In 1957, Golden Age of Hollywood director James Whale was found dead -- a suicide
-- in the swimming pool of his Pacific Palisades home. By that point, the English
émigré director of some 21 feature films had not made a movie since he
retired from filmmaking to live the life of a gentleman painter in the early Forties.
Whale, who was an openly gay man in the urbane but closeted world of Hollywood in
the Thirties, is generally assumed to have been blackballed by the studios for his
sexual/professional imprudence. Although his roots were in the British stage, Whale
is best remembered for his stylish American horror gems Frankenstein, Bride of Frankenstein,
The Old Dark House,and The Invisible Man. But like the good doctor who created the
Frankenstein monster, Whale's creative reputation was overtaken by the iconic magnitude
of the creature he had spawned. Indeed, Bill Condon based his Gods and Monsters screenplay
on Christopher Bram's novel Father of Frankenstein. The story is a speculative account
of the final days in the life of James Whale, whose debilitating health due to a
recent stroke is presumed to be the cause of his suicide. The story invents the character
of Clayton Boone (Fraser), a buff, none-too-swift, ex-marine gardener to whom Whale
(McKellen) takes a fancy. The decidedly straight Boone is slow to catch on when Whale
invites him to pose for one of his paintings and to avail himself of the pool (one
of Whale's primary seduction aids). Yet the crux of the story emerges from the unlikely
bonds of friendship that grow between the two men. Boone stimulates memories long
dormant in Whale -- of such things as his impoverished childhood in England, the
horror of life in the trenches during WWI and the horrific death of his young soldier
lover, and the buzz of activity and petty drama that typified life on a movie set.
Boone delights in the warmth exhibited toward him by this new friend -- a famous
person and the father of Frankenstein, no less -- and responds to these overtures
of friendship with a newfound compassion and surprising sensitivity. Condon's film
also shows great sensitivity to the characters and events depicted here; it never
tramples on the privacy and dignity of the subject in question while using the film's
speculative structure as a source of biographical illumination -- what it lacks in
historical fact it makes up for with emotional realism. So much of the credit must
be laid at the feet of Ian McKellen, whose portrait of Whale is a study in acting
excellence. The character displays a range that goes from coy to pained, somber to
peckish, dapper to dilapidated, and tart to tortured. It is a performance that richly
deserves all the end-of-the-year kudos many of the critics groups have awarded it.
Against McKellen, Fraser's acting limitations become more noticeable; it seems like
another actor might have found dimensions to the character other than his ability
to bare his biceps and smile affably. As Whale's disapproving but lovingly attentive
uptight Teutonic housemaid, Lynn Redgrave is practically unrecognizable and gives
one of the great performances of her career.

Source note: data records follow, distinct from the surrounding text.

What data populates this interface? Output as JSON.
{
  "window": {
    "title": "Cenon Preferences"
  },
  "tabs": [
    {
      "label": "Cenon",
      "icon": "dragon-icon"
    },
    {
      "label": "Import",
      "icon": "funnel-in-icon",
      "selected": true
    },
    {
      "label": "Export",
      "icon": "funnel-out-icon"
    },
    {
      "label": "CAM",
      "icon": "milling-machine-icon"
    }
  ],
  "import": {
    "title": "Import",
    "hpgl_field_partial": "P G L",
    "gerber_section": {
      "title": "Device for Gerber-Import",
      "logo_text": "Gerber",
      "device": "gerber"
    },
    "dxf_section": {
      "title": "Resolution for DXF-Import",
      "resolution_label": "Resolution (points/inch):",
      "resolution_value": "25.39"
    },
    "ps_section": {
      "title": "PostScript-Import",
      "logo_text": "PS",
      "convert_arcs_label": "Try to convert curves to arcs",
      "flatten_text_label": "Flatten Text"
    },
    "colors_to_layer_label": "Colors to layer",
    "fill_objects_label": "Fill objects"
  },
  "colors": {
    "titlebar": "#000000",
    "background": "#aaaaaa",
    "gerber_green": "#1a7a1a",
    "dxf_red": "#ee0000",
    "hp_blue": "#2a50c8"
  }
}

Though Gods and Monsters is full of
scenes and moments that are unforgettable (George Cukor's garden party is a real
time-capsule standout), there is an overly romantic quality to the film that makes
a narrative parallel between Whale's quest for the young man and the Frankenstein
monster's longing for a friend Ö or bride. It's a resonant idea but one that
reduces the director to the same typecasting he fought all his career. A wonderful
companion piece for Gods and Monsters would be Richard Kwietniowski's Love and Death
on Long Island, another intriguing film that came out in 1998 that concerns an older,
heterosexual British man's sudden, inexplicable yearning for a young, American, male
pop star. In that film, John Hurt and Jason Priestley perform an unpredictable pas
de deux, motivated by mysteriously compulsive needs that are never fully explained
or rationalized. Gods and Monsters instead seeks to make sense of a life hidden by
the self-imposed shadows of the lavender curtain and the inscrutabilities of suicide.
It's most revealing but ultimately conjecture.